Meğer ki Hakk’ın emri iktiza etsin ve Resul’den meydan okuma veya başka bir sebepten ötürü mucize göstermesini istesin. Nitekim Allah-u Teala Musa hakkında şöyle buyurmuştur: “Bir zamanlar Mûsa, toplumu için su istemişti de biz, "Değneğinle şu taşa vur!" demiştik. Taştan hemen oniki göze fışkırmıştı.” Hakeza: “Biz de Musa'ya, «Asanı at!» diye vahyettik. Bir de baktılar ki bu, onların uydurduklarını yakalayıp yutuyor.” Hakeza: “Biz Mûsâ’ya şöyle vahyettik: Kullarımla geceleyin Mısır’dan yola çık. Asanı vurarak denizde onlara kuru bir yol aç!” Diğer Peygamberler de mucize göstermiştir. Bu da vahy yoluyla Kur’an’da tahakkuk etmiştir. Hz. İsa (a.s) Ruhullah olarak adlandırılmıştır. Ruh ise emir âlemindendir.
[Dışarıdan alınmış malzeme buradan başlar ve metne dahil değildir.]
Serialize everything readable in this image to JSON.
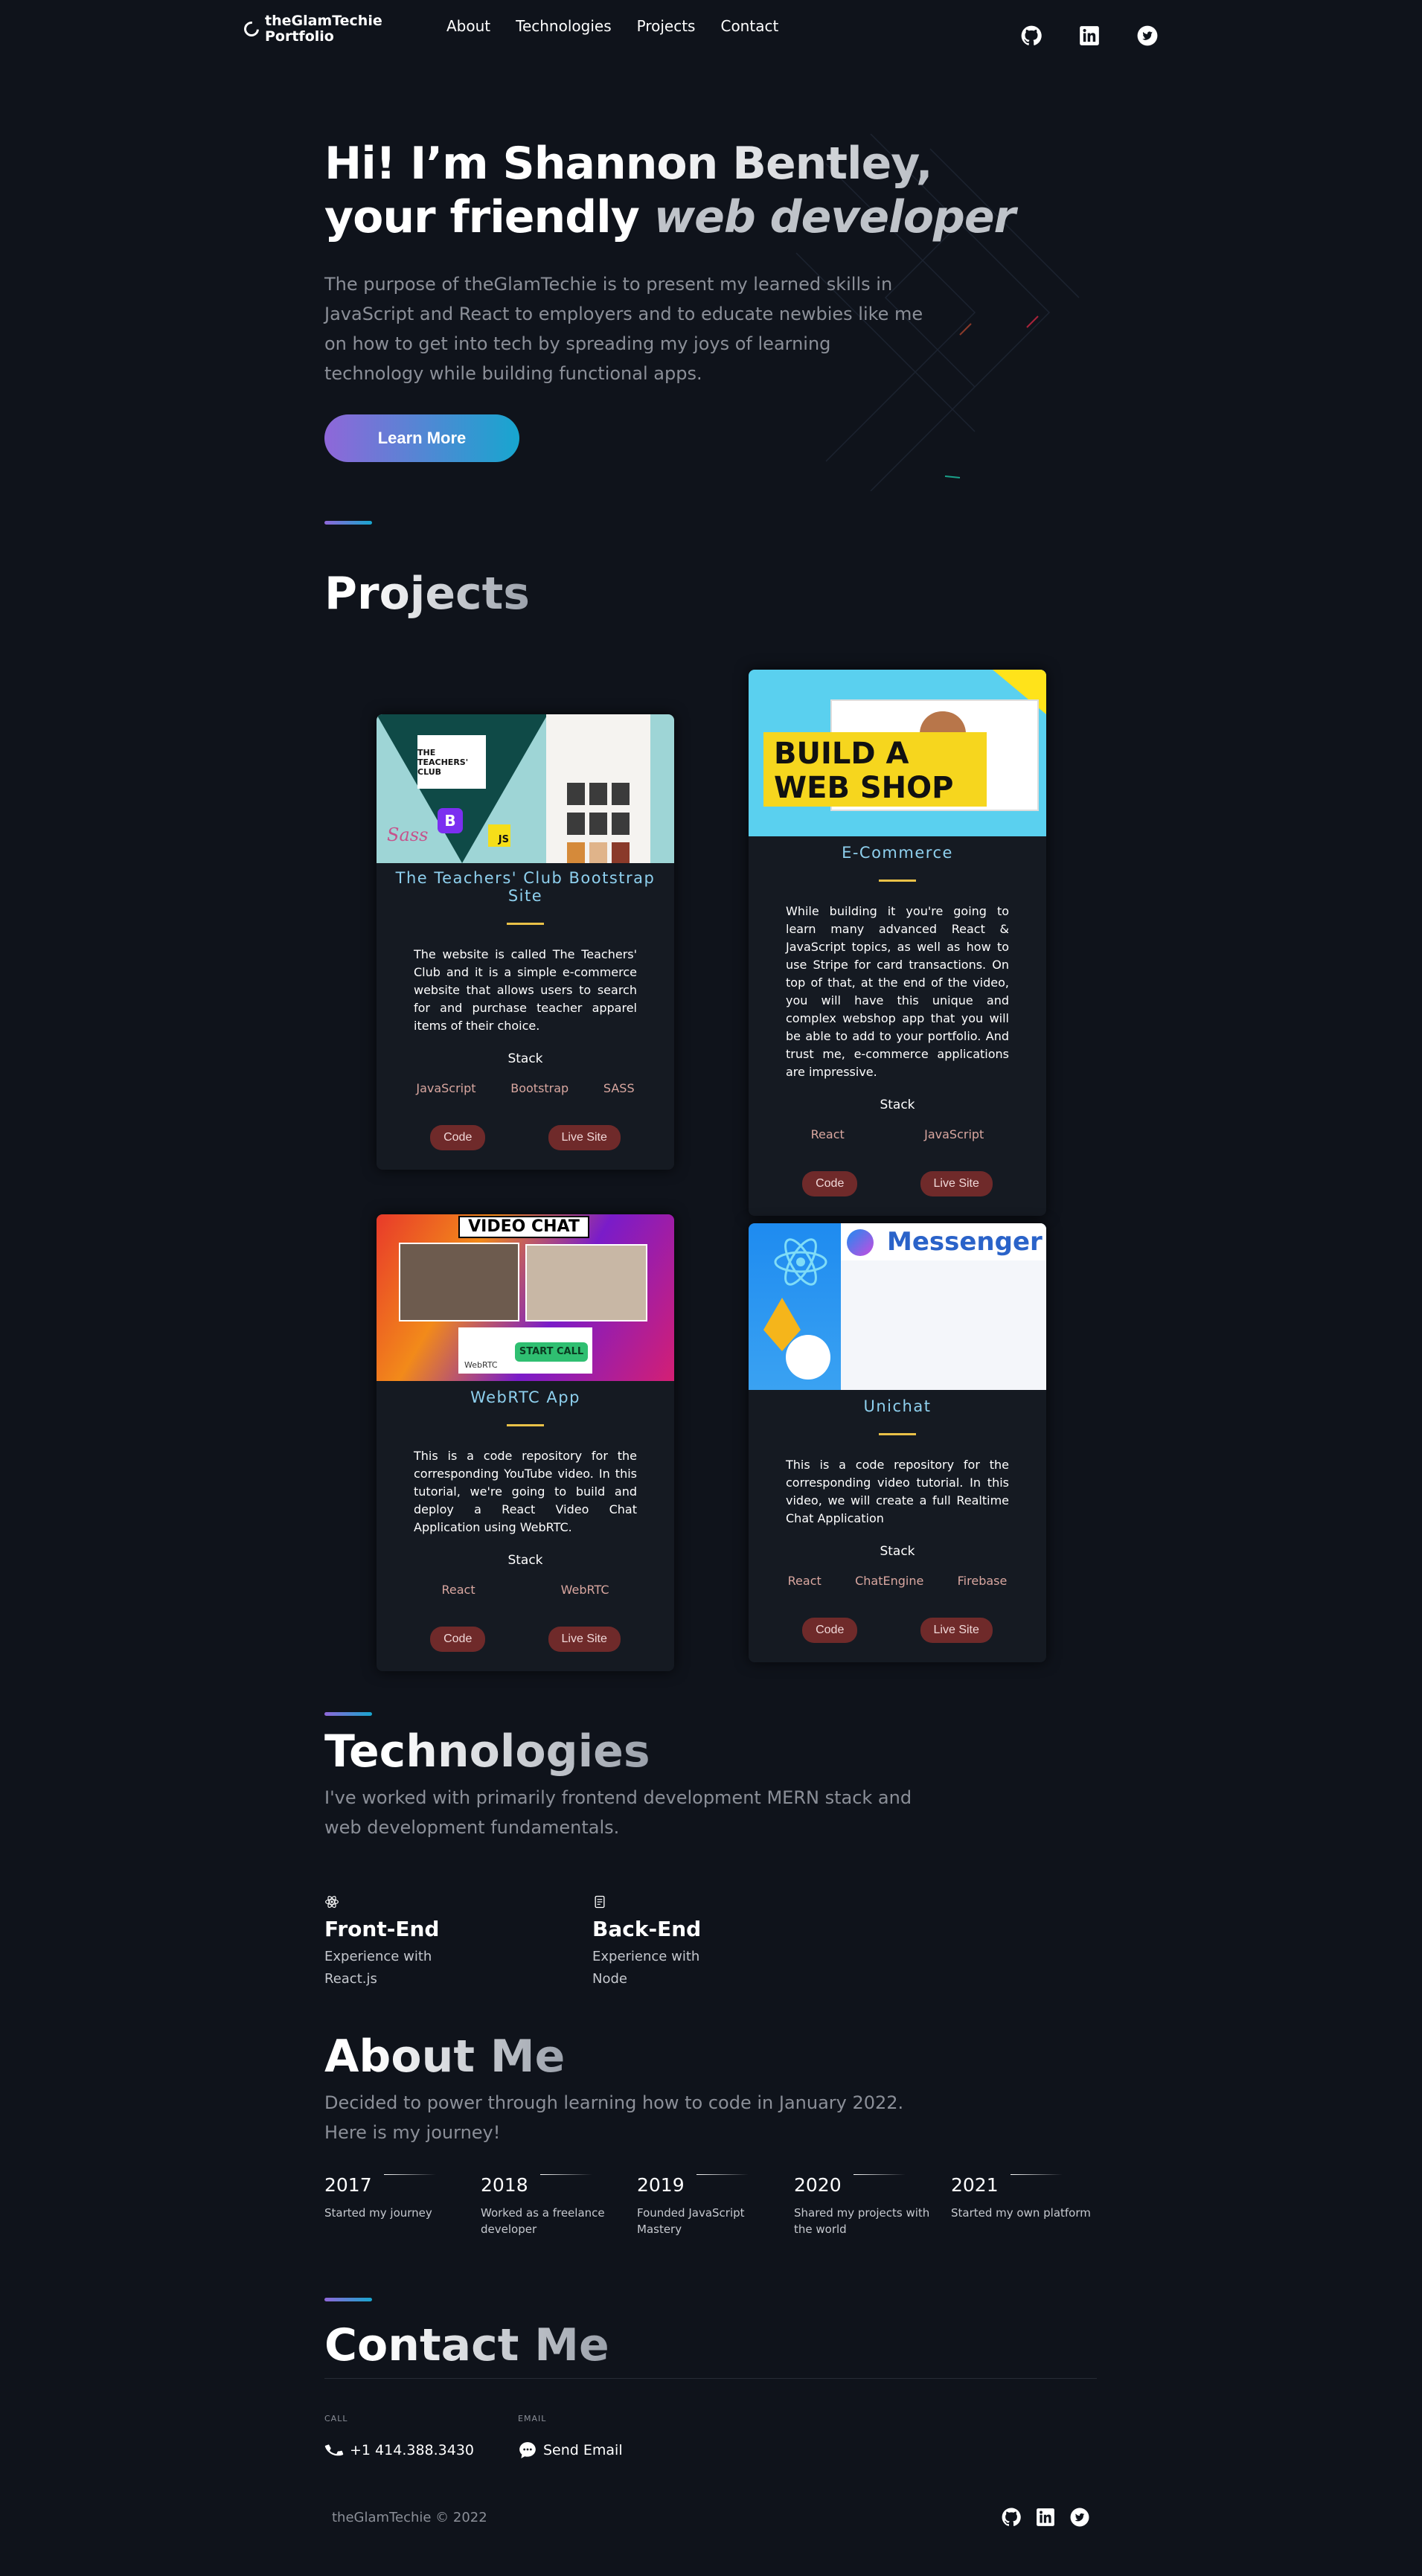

Mucizesi ise ölüleri diriltmek ve topraktan kuş yaratmaktır. Nitekim Hz. İsa (a.s) İsrailoğullarına hitaben şöyle buyurmuştur: “…Size çamurdan bir kuş sureti yapar, ona üflerim ve Allah'ın izni ile o kuş oluverir. Yine Allah'ın izni ile körü ve alacalıyı iyileştirir, ölüleri diriltirim.

Şeyh-i Ekber, bu nakledilenleri zikrettikten sonra şöyle yazmıştır: “Çünkü resul, kavmine karşı merhametlidir. Dolayısıyla (ilahi) delilin onlara apaçık kılınmasında –bu, onların helak olmasına neden olacağından– aşırıya gitmeyi istemez. Böylelikle, onların helak nedenleri olan delilin ortaya çıkmasında aşırıya gitmek istemeyişiyle, onların yaşamlarını sürdürmelerini sağlar.

Resul, mucize bir topluluğa apaçık kılındığında bazı kimselerin bu mucizeye inanacaklarını ve bazı kimselerin de –bildikleri halde– bu mucizeyi inkar edeceklerini; gördükleri mucizeyi, zulüm, büyüklenme ve çekememezlik nedeniyle açıktan açığa doğrulamayacaklarını ve (bu inkarcılardan) bir kısmının bu mucizenin sihir ve büyü olduğunu söyleyeceğini bilir. Resul, bunu gördüğü ve ancak Allah-u Teala’nın, kalbini iman nuruyla aydınlattığı kimsenin mümin olduğunu ve bir kimse iman denilen bu nur ile bakmadıkça, mucizenin bir yarar sağlamadığını gördüğü içindir ki –mucizenin, orada bulunanların kalplerindeki etkisi genel olmadığından– himmetini, mucize göstermekten alıkoydu.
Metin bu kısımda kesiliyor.